An RNA cap (nucleoside‐2′‐O‐)‐methyltransferase in the flavivirus RNA polymerase NS5: crystal structure and functional characterization

TLDR: The results provide a structural basis for the rational design of drugs against the emerging flaviviruses and suggest that the latter is a specific cap‐binding site.

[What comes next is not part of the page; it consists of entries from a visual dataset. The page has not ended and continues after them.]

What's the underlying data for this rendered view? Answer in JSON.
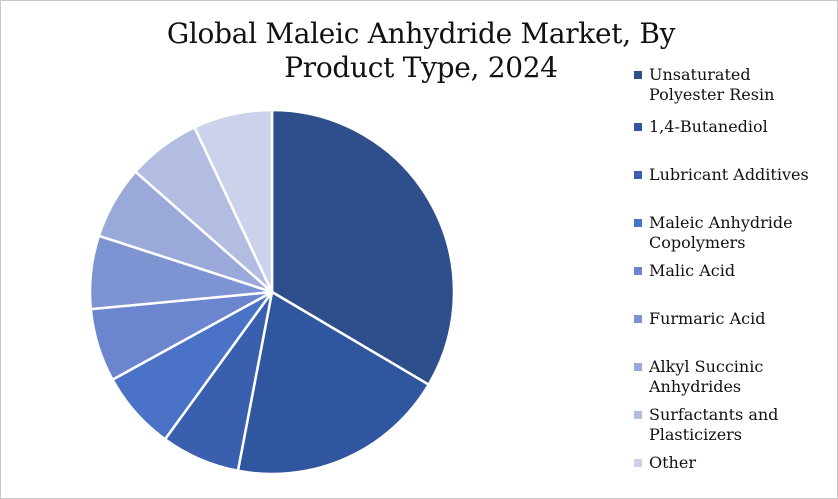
{
  "chart_data": {
    "type": "pie",
    "title": "Global Maleic Anhydride Market, By Product Type, 2024",
    "legend_position": "right",
    "slices": [
      {
        "label": "Unsaturated Polyester Resin",
        "value": 33.5,
        "color": "#2e4e8c"
      },
      {
        "label": "1,4-Butanediol",
        "value": 19.5,
        "color": "#3156a0"
      },
      {
        "label": "Lubricant Additives",
        "value": 7.0,
        "color": "#3a5fae"
      },
      {
        "label": "Maleic Anhydride Copolymers",
        "value": 7.0,
        "color": "#4a72c6"
      },
      {
        "label": "Malic Acid",
        "value": 6.5,
        "color": "#6b86cf"
      },
      {
        "label": "Furmaric Acid",
        "value": 6.5,
        "color": "#7e93d2"
      },
      {
        "label": "Alkyl Succinic Anhydrides",
        "value": 6.5,
        "color": "#9aa9da"
      },
      {
        "label": "Surfactants and Plasticizers",
        "value": 6.5,
        "color": "#b3bde2"
      },
      {
        "label": "Other",
        "value": 7.0,
        "color": "#cdd2ec"
      }
    ]
  }
}
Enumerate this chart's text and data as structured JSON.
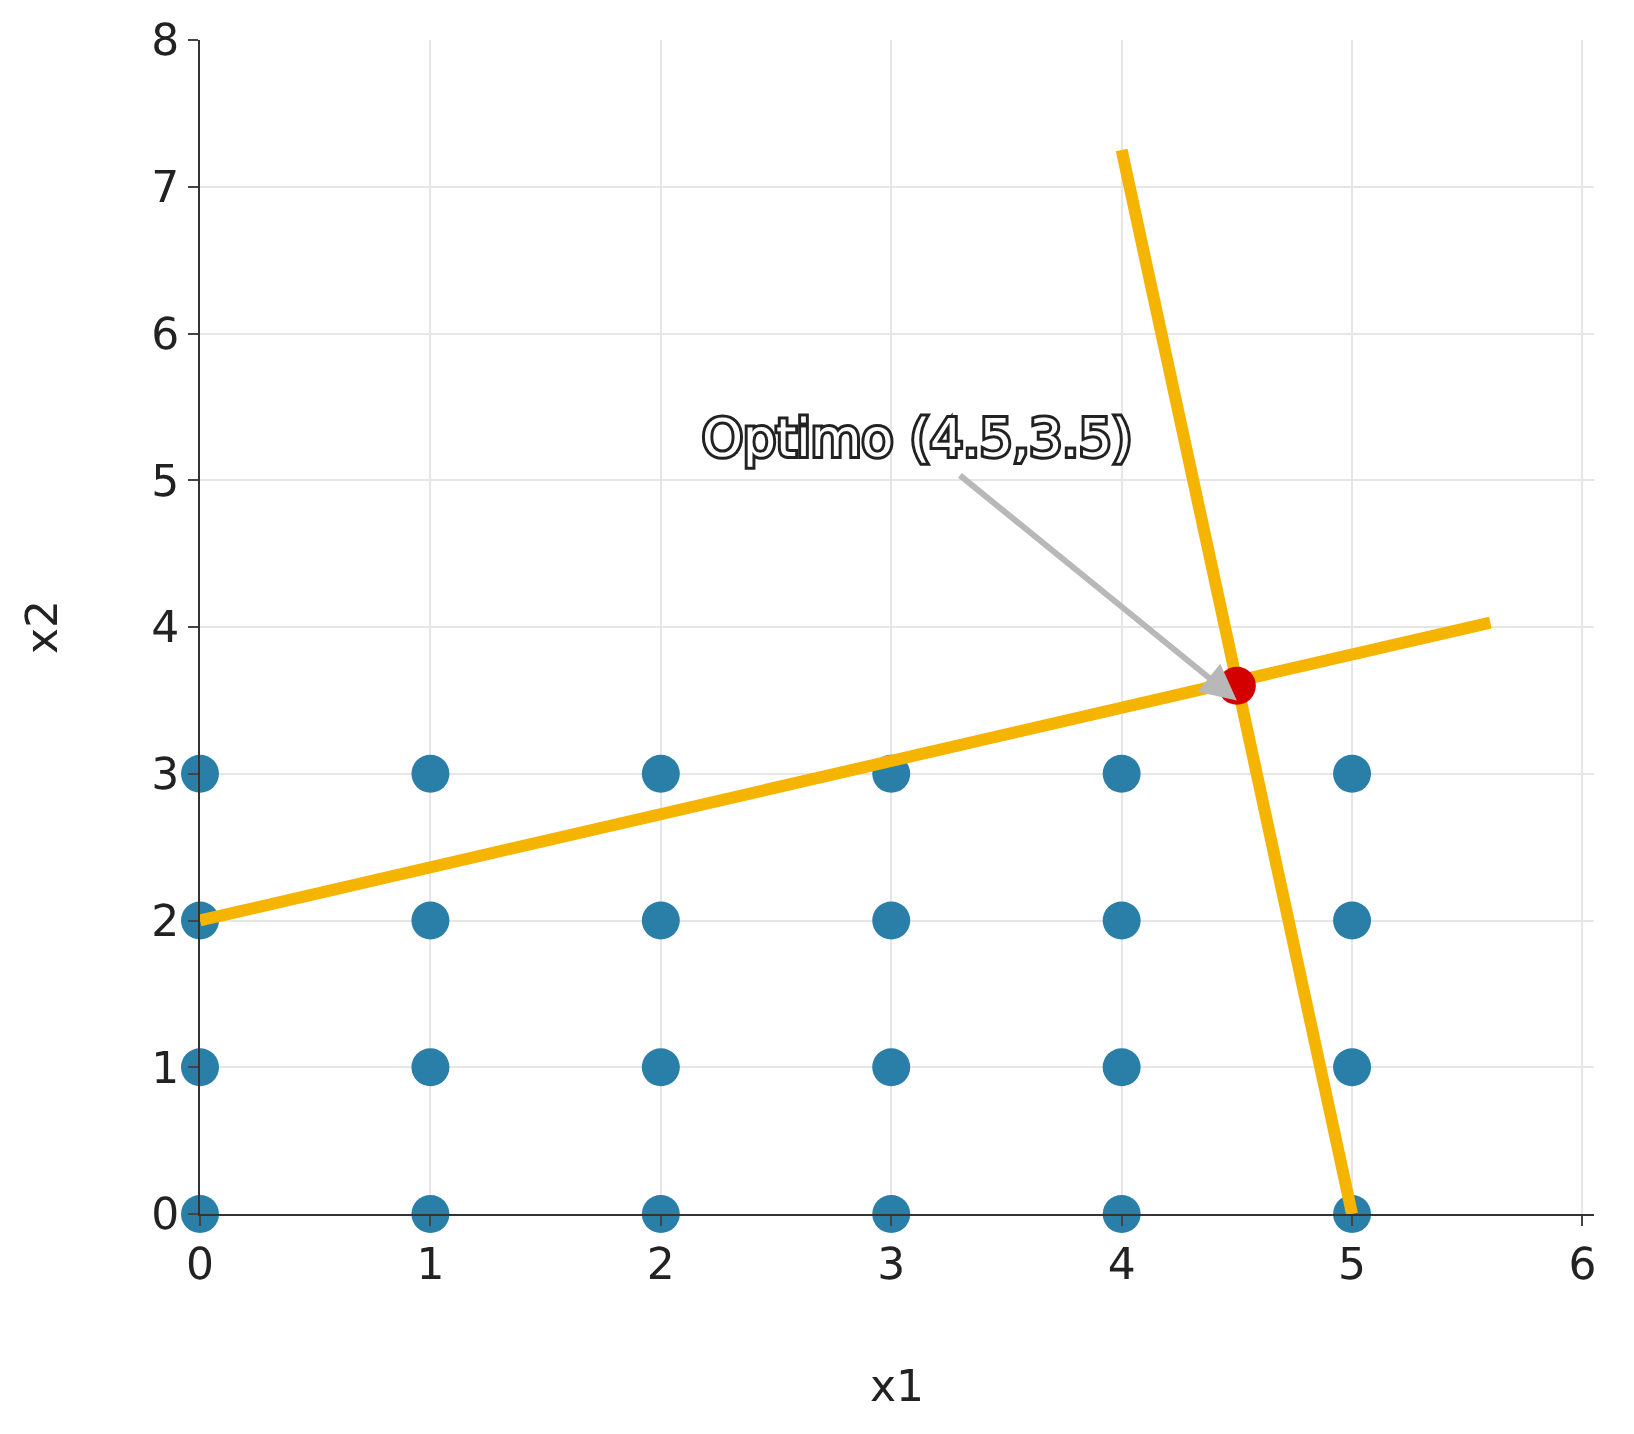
{
  "chart_data": {
    "type": "scatter",
    "xlabel": "x1",
    "ylabel": "x2",
    "xlim": [
      0,
      6.05
    ],
    "ylim": [
      0,
      8
    ],
    "xticks": [
      0,
      1,
      2,
      3,
      4,
      5,
      6
    ],
    "yticks": [
      0,
      1,
      2,
      3,
      4,
      5,
      6,
      7,
      8
    ],
    "grid": true,
    "legend": false,
    "marker": "circle",
    "series": [
      {
        "color": "#2a7fa8",
        "x": [
          0,
          1,
          2,
          3,
          4,
          5,
          0,
          1,
          2,
          3,
          4,
          5,
          0,
          1,
          2,
          3,
          4,
          5,
          0,
          1,
          2,
          3,
          4,
          5
        ],
        "values": [
          0,
          0,
          0,
          0,
          0,
          0,
          1,
          1,
          1,
          1,
          1,
          1,
          2,
          2,
          2,
          2,
          2,
          2,
          3,
          3,
          3,
          3,
          3,
          3
        ]
      },
      {
        "type": "line",
        "marker": "none",
        "color": "#f5b400",
        "x": [
          0,
          5.6
        ],
        "values": [
          2,
          4.03
        ]
      },
      {
        "type": "line",
        "marker": "none",
        "color": "#f5b400",
        "x": [
          4,
          5
        ],
        "values": [
          7.25,
          0
        ]
      },
      {
        "color": "#d40000",
        "x": [
          4.5
        ],
        "values": [
          3.6
        ]
      }
    ],
    "annotations": [
      {
        "text": "Optimo (4.5,3.5)",
        "x": 4.5,
        "y": 3.5
      }
    ]
  }
}
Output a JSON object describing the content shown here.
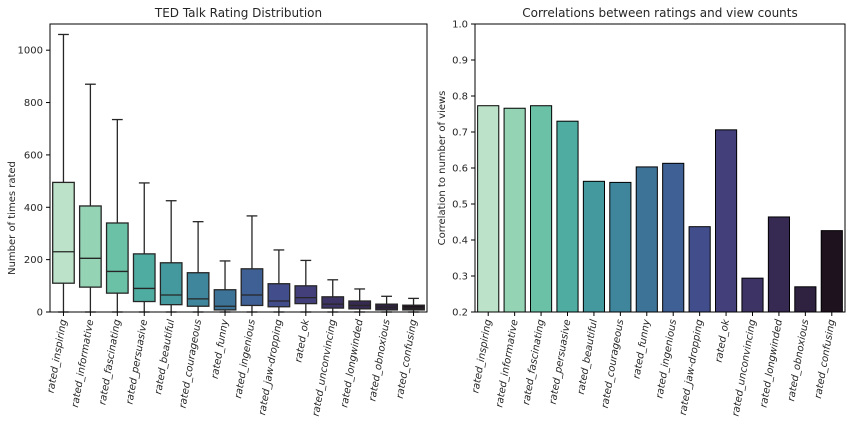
{
  "chart_data": [
    {
      "type": "box",
      "title": "TED Talk Rating Distribution",
      "xlabel": "",
      "ylabel": "Number of times rated",
      "ylim": [
        0,
        1100
      ],
      "yticks": [
        0,
        200,
        400,
        600,
        800,
        1000
      ],
      "categories": [
        "rated_inspiring",
        "rated_informative",
        "rated_fascinating",
        "rated_persuasive",
        "rated_beautiful",
        "rated_courageous",
        "rated_funny",
        "rated_ingenious",
        "rated_jaw-dropping",
        "rated_ok",
        "rated_unconvincing",
        "rated_longwinded",
        "rated_obnoxious",
        "rated_confusing"
      ],
      "boxes": [
        {
          "whisker_low": 0,
          "q1": 110,
          "median": 230,
          "q3": 495,
          "whisker_high": 1060
        },
        {
          "whisker_low": 0,
          "q1": 95,
          "median": 205,
          "q3": 405,
          "whisker_high": 870
        },
        {
          "whisker_low": 0,
          "q1": 72,
          "median": 155,
          "q3": 340,
          "whisker_high": 735
        },
        {
          "whisker_low": 0,
          "q1": 40,
          "median": 90,
          "q3": 222,
          "whisker_high": 493
        },
        {
          "whisker_low": 0,
          "q1": 28,
          "median": 65,
          "q3": 188,
          "whisker_high": 425
        },
        {
          "whisker_low": 0,
          "q1": 22,
          "median": 50,
          "q3": 150,
          "whisker_high": 345
        },
        {
          "whisker_low": 0,
          "q1": 8,
          "median": 22,
          "q3": 85,
          "whisker_high": 195
        },
        {
          "whisker_low": 0,
          "q1": 25,
          "median": 65,
          "q3": 165,
          "whisker_high": 367
        },
        {
          "whisker_low": 0,
          "q1": 20,
          "median": 42,
          "q3": 108,
          "whisker_high": 237
        },
        {
          "whisker_low": 0,
          "q1": 32,
          "median": 55,
          "q3": 100,
          "whisker_high": 197
        },
        {
          "whisker_low": 0,
          "q1": 15,
          "median": 30,
          "q3": 58,
          "whisker_high": 123
        },
        {
          "whisker_low": 0,
          "q1": 12,
          "median": 25,
          "q3": 42,
          "whisker_high": 88
        },
        {
          "whisker_low": 0,
          "q1": 8,
          "median": 18,
          "q3": 30,
          "whisker_high": 60
        },
        {
          "whisker_low": 0,
          "q1": 8,
          "median": 15,
          "q3": 26,
          "whisker_high": 52
        }
      ]
    },
    {
      "type": "bar",
      "title": "Correlations between ratings and view counts",
      "xlabel": "",
      "ylabel": "Correlation to number of views",
      "ylim": [
        0.2,
        1.0
      ],
      "yticks": [
        0.2,
        0.3,
        0.4,
        0.5,
        0.6,
        0.7,
        0.8,
        0.9,
        1.0
      ],
      "categories": [
        "rated_inspiring",
        "rated_informative",
        "rated_fascinating",
        "rated_persuasive",
        "rated_beautiful",
        "rated_courageous",
        "rated_funny",
        "rated_ingenious",
        "rated_jaw-dropping",
        "rated_ok",
        "rated_unconvincing",
        "rated_longwinded",
        "rated_obnoxious",
        "rated_confusing"
      ],
      "values": [
        0.773,
        0.766,
        0.773,
        0.73,
        0.563,
        0.56,
        0.603,
        0.613,
        0.437,
        0.706,
        0.294,
        0.464,
        0.27,
        0.426
      ]
    }
  ],
  "colors": [
    "#bce3c9",
    "#95d3b5",
    "#6ac1a6",
    "#4eaca1",
    "#43999e",
    "#3f859b",
    "#3e7398",
    "#3f6094",
    "#424e8c",
    "#433f7b",
    "#3d3364",
    "#372a52",
    "#2f2240",
    "#1e121e"
  ]
}
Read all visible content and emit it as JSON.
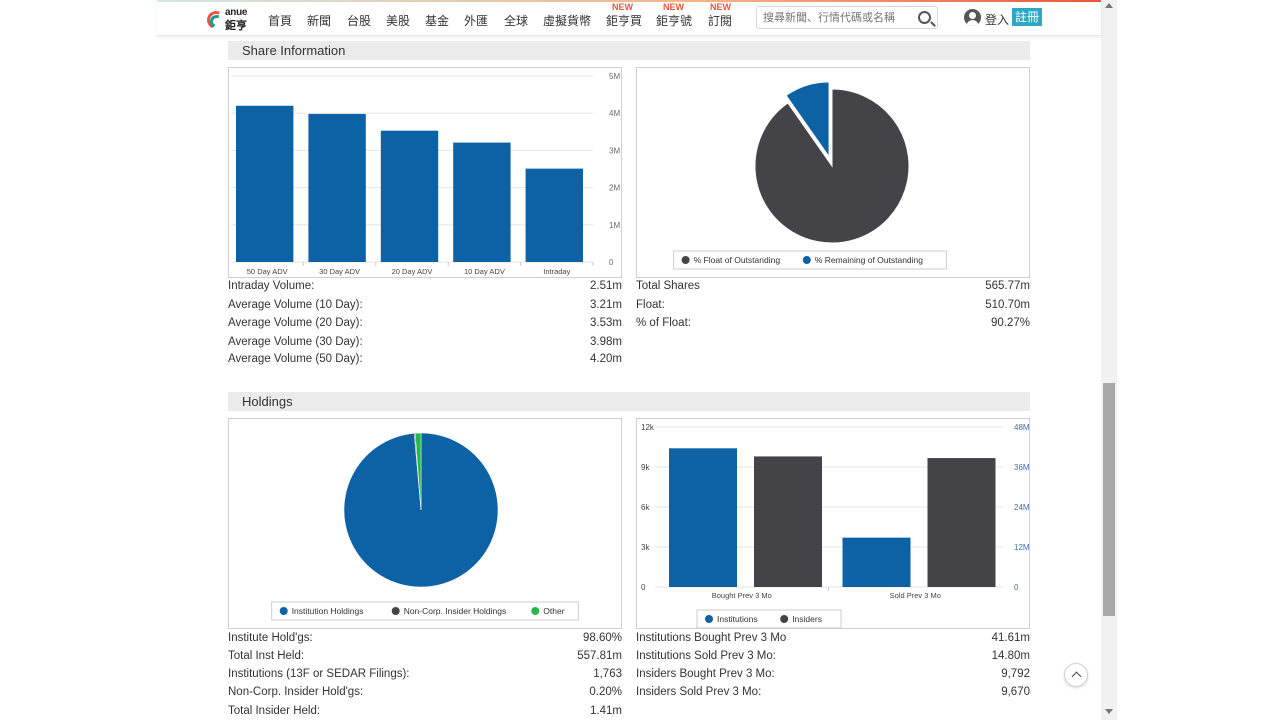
{
  "header": {
    "logo_en": "anue",
    "logo_zh": "鉅亨",
    "nav": [
      "首頁",
      "新聞",
      "台股",
      "美股",
      "基金",
      "外匯",
      "全球",
      "虛擬貨幣",
      "鉅亨買",
      "鉅亨號",
      "訂閱"
    ],
    "new_badge": "NEW",
    "search_placeholder": "搜尋新聞、行情代碼或名稱",
    "login": "登入",
    "register": "註冊"
  },
  "share_information": {
    "title": "Share Information",
    "volume_stats": [
      {
        "label": "Intraday Volume:",
        "value": "2.51m"
      },
      {
        "label": "Average Volume (10 Day):",
        "value": "3.21m"
      },
      {
        "label": "Average Volume (20 Day):",
        "value": "3.53m"
      },
      {
        "label": "Average Volume (30 Day):",
        "value": "3.98m"
      },
      {
        "label": "Average Volume (50 Day):",
        "value": "4.20m"
      }
    ],
    "float_stats": [
      {
        "label": "Total Shares",
        "value": "565.77m"
      },
      {
        "label": "Float:",
        "value": "510.70m"
      },
      {
        "label": "% of Float:",
        "value": "90.27%"
      }
    ]
  },
  "holdings": {
    "title": "Holdings",
    "holding_stats": [
      {
        "label": "Institute Hold'gs:",
        "value": "98.60%"
      },
      {
        "label": "Total Inst Held:",
        "value": "557.81m"
      },
      {
        "label": "Institutions (13F or SEDAR Filings):",
        "value": "1,763"
      },
      {
        "label": "Non-Corp. Insider Hold'gs:",
        "value": "0.20%"
      },
      {
        "label": "Total Insider Held:",
        "value": "1.41m"
      }
    ],
    "activity_stats": [
      {
        "label": "Institutions Bought Prev 3 Mo",
        "value": "41.61m"
      },
      {
        "label": "Institutions Sold Prev 3 Mo:",
        "value": "14.80m"
      },
      {
        "label": "Insiders Bought Prev 3 Mo:",
        "value": "9,792"
      },
      {
        "label": "Insiders Sold Prev 3 Mo:",
        "value": "9,670"
      }
    ]
  },
  "colors": {
    "blue": "#0d62a6",
    "dark": "#434348",
    "green": "#22b84b"
  },
  "chart_data": [
    {
      "type": "bar",
      "categories": [
        "50 Day ADV",
        "30 Day ADV",
        "20 Day ADV",
        "10 Day ADV",
        "Intraday"
      ],
      "values": [
        4.2,
        3.98,
        3.53,
        3.21,
        2.51
      ],
      "yticks": [
        "0",
        "1M",
        "2M",
        "3M",
        "4M",
        "5M"
      ],
      "ylim": [
        0,
        5
      ],
      "axis_side": "right"
    },
    {
      "type": "pie",
      "slices": [
        {
          "name": "% Float of Outstanding",
          "value": 90.27,
          "color": "#434348"
        },
        {
          "name": "% Remaining of Outstanding",
          "value": 9.73,
          "color": "#0d62a6"
        }
      ],
      "legend": "bottom"
    },
    {
      "type": "pie",
      "slices": [
        {
          "name": "Institution Holdings",
          "value": 98.6,
          "color": "#0d62a6"
        },
        {
          "name": "Non-Corp. Insider Holdings",
          "value": 0.2,
          "color": "#434348"
        },
        {
          "name": "Other",
          "value": 1.2,
          "color": "#22b84b"
        }
      ],
      "legend": "bottom"
    },
    {
      "type": "bar",
      "categories": [
        "Bought Prev 3 Mo",
        "Sold Prev 3 Mo"
      ],
      "series": [
        {
          "name": "Institutions",
          "axis": "right",
          "values": [
            41.61,
            14.8
          ],
          "color": "#0d62a6"
        },
        {
          "name": "Insiders",
          "axis": "left",
          "values": [
            9792,
            9670
          ],
          "color": "#434348"
        }
      ],
      "yticks_left": [
        "0",
        "3k",
        "6k",
        "9k",
        "12k"
      ],
      "ylim_left": [
        0,
        12000
      ],
      "yticks_right": [
        "0",
        "12M",
        "24M",
        "36M",
        "48M"
      ],
      "ylim_right": [
        0,
        48
      ],
      "legend": "bottom"
    }
  ]
}
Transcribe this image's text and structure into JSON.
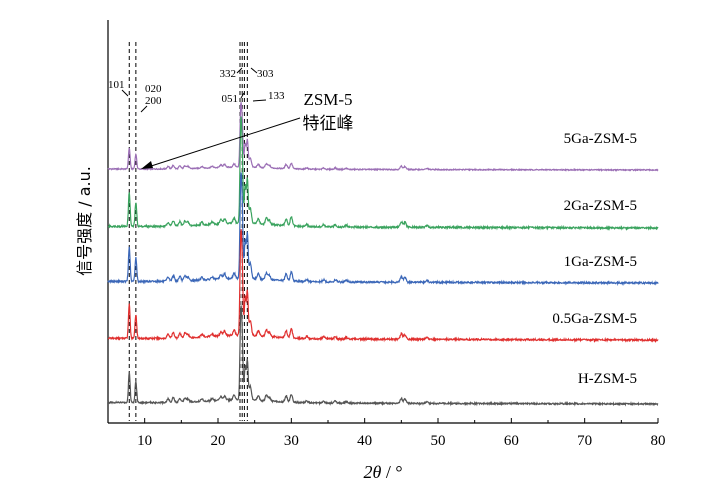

Abstract: Viruses represent an attractive system with which to study the molecular basis of mRNA capping and its relation to the RNA transcription machinery. The RNA-dependent RNA polymerase NS5 of flaviviruses presents a characteristic motif of S-adenosyl-l-methionine-dependent methyltransferases at its N-terminus, and polymerase motifs at its C-terminus. The crystal structure of an N-terminal fragment of Dengue virus type 2 NS5 is reported at 2.4 Å resolution. We show that this NS5 domain includes a typical methyltransferase core and exhibits a (nucleoside-2′-O-)-methyltransferase activity on capped RNA. The structure of a ternary complex comprising S-adenosyl-l-homocysteine and a guanosine triphosphate (GTP) analogue shows that 54 amino acids N-terminal to the core provide a novel GTP-binding site that selects guanine using a previously unreported mechanism. Binding studies using GTP- and RNA cap-analogues, as well as the spatial arrangement of the methyltransferase active site relative to the GTP-binding site, suggest that the latter is a specific cap-binding site. As RNA capping is an essential viral function, these results provide a structural basis for the rational design of drugs against the emerging flaviviruses.